Eux, ce sont Jean-Pierre Alliot et Jean-Pierre Yvars. Avoir le même prénom, c'était déjà moins fatiguant. Ensemble, ils ont construit ce spectacle, intitulé "Et si on ne faisait rien". Tout un programme. Un vrai. Oserai-je dire : Enfin!
"Le monde a vraiment besoin d'artistes pour donner du sens à un monde insensé" disent-ils.
Ce spectacle est destiné à être joué chez l'habitant. C'est aussi ce qu'on appelle le théâtre d'appartement. Certains le définissent comme un théâtre de résistance artistique, politique, économique, à un époque où les petites compagnies de territoire ont bien du mal à s'en sortir, à continuer d'exister et à promouvoir leurs actions et leurs créations. Une autre façon de jouer, dans une proximité directe et presque intime avec un public restreint, facilitant ainsi des échanges toujours constructifs.

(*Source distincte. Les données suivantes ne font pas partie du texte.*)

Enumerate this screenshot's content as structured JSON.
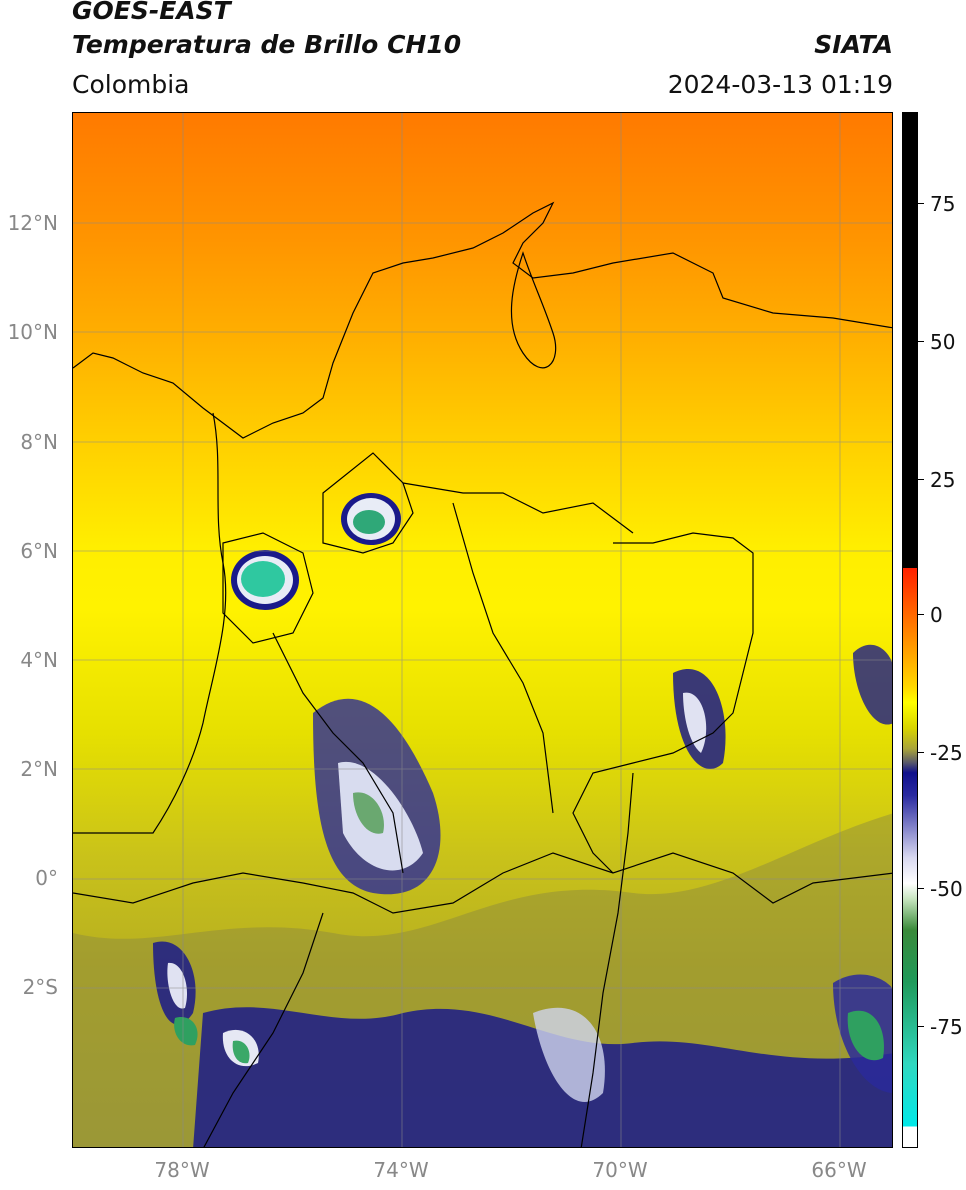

Alors si vous avez un salon, une cour, un jardin, quelques chaises et une furieuse envie de ne rien faire, si ce n'est de déguster des jolis textes, cette flânerie littéraire est faite pour vous. Même si au bout de quinze minutes, vous allez entendre : "Et là, on arrête le spectacle? On vous a déjà beaucoup donné!".
Du coup, moi aussi, j'ai décidé de ne pas en dire plus. Car moi-aussi ce soir, j'ai décidé de ne rien faire. Et surtout de laisser parler et d'écouter les artistes.
Car "Les artistes sont des gens indispensables" disent-ils. Et ils ont raison.
G.V.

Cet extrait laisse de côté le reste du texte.